Kristallnacht conference convened scholars from around the world

Fri, 11/30/2018 - 11:44pm

An image of the aftermath of Kristallnacht.
Scholars from around the world presented groundbreaking research about Kristallnacht during an academic conference hosted by USC Shoah Foundation’s Center for Advanced Genocide Research.

“New Perspectives on Kristallnacht: After 80 Years the Nazi Pogrom in Global Comparison” was held Nov. 5-7, at USC and Villa Aurora in Pacific Palisades.

The conference convened 22 junior and senior scholars from five countries (the United States, Germany, Israel, Canada, and the United Kingdom) and various academic disciplines, including history, literature, philosophy and religion, film and cultural studies, French, political science and Jewish studies. They presented on new research about the violent event itself, how the pogrom was discussed and represented around the world, the reactions— resistance, protest, and complicity – in Germany and abroad (including the United States and China) and about global parallels in recent history. 

Between 60 and 100 people attended the conference daily, with another 400 joining in a livestream.

The event was co-organized by the USC Casden Institute for the Study of the Jewish Role in American Life, and presented in cooperation with the Jack, Joseph and Morton Mandel Center for Advanced Holocaust Studies at the US Holocaust Memorial Museum, Washington D.C. and the Center for Research on Antisemitism at the Technical University Berlin, Germany. 

It appears to have been the only international academic conference to mark the 80th anniversary of this fateful event of November 1938, during which Nazis and ordinary Germans murdered more than 100 Jews and destroyed thousands of synagogues, Jewish institutions, stores and homes across Germany. 

Reaction to the conference was overwhelming positive.

“Many people in the field believe that we already know everything there is to know about Kristallnacht,” one scholar said. “This conference reveals how much more there is to know and how the topic needs to be reopened and reexamined the ways that scholars here are doing.”
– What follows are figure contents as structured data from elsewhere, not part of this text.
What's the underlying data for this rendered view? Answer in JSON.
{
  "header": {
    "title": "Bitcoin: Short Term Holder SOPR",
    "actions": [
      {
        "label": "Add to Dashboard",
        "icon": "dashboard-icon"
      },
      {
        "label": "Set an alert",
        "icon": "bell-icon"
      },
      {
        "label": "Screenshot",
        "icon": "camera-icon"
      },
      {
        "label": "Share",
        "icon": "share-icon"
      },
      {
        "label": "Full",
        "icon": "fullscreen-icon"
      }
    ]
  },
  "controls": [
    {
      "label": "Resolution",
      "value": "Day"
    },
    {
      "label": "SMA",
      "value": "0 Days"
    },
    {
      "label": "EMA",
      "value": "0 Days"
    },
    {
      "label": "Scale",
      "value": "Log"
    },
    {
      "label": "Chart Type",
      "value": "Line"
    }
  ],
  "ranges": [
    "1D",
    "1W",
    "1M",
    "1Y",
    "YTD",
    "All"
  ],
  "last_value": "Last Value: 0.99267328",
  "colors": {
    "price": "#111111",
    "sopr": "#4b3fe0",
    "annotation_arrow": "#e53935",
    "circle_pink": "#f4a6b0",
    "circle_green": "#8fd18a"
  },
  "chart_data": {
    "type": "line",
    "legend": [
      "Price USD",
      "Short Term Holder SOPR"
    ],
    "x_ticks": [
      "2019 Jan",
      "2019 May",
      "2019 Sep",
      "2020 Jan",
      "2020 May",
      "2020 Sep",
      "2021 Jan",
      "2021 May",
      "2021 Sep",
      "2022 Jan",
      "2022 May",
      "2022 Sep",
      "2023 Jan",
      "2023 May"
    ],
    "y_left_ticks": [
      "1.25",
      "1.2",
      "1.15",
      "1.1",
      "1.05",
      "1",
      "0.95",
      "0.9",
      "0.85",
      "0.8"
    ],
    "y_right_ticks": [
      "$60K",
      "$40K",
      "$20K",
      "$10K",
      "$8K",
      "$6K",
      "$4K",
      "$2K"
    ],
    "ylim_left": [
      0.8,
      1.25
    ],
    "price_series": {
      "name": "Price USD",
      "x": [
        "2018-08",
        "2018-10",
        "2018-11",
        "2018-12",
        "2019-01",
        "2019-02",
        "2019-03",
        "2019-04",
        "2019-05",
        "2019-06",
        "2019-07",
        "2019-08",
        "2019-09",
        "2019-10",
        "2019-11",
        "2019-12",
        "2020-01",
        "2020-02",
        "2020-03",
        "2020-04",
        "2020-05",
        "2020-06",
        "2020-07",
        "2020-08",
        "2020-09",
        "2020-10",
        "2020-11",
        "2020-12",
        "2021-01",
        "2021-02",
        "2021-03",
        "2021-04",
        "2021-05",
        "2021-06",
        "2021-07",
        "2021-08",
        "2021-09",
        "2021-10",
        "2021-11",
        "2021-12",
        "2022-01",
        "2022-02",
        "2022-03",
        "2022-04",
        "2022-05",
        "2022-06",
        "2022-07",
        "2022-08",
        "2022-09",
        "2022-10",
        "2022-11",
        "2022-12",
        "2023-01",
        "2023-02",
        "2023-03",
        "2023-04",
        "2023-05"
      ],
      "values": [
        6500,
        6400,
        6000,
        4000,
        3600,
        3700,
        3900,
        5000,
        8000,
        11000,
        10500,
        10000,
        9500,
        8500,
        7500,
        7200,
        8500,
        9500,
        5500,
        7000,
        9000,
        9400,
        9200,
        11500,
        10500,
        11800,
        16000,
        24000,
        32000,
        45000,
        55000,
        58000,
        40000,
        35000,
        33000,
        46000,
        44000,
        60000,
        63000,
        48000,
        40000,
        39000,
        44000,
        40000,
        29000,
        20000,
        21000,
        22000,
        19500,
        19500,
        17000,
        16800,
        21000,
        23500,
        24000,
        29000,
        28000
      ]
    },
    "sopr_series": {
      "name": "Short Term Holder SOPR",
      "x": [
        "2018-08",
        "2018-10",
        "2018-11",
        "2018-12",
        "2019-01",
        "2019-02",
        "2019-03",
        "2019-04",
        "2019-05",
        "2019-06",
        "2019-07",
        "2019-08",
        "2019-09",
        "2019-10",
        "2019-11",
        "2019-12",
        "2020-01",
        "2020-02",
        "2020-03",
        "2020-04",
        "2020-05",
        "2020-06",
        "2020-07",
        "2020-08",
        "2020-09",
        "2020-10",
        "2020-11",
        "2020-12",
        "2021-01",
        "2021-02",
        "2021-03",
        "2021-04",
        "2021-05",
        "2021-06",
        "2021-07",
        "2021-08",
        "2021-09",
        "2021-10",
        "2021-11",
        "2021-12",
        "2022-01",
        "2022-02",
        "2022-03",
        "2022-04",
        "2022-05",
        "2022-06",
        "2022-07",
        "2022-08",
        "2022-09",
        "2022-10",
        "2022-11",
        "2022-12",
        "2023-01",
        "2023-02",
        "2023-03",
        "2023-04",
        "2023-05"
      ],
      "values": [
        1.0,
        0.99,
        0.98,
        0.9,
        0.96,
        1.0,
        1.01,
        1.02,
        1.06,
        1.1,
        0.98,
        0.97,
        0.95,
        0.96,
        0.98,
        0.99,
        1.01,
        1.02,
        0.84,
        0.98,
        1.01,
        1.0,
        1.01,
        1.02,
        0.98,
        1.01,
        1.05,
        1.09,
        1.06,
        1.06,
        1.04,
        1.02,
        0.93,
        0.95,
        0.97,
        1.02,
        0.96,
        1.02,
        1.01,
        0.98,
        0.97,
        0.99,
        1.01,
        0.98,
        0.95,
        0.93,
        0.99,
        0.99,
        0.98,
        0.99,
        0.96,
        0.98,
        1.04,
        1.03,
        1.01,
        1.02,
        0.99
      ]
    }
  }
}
A panel chair said remarked at how the event was "meticulously organized.” It was a great contrast from other conferences, she said, which can often feel slapped together. 

 Several of the invited speakers expressed per email after they arrived home how much they appreciated content, format and organization of the conference.

The videos of all the conference presentations and discussion are posted on Center’s website, while selected papers will be published in the 2019 volume of the Casden Institute Annual Review book series, published by Purdue University Press and co-edited by Steve Ross and Center Wolf Gruner.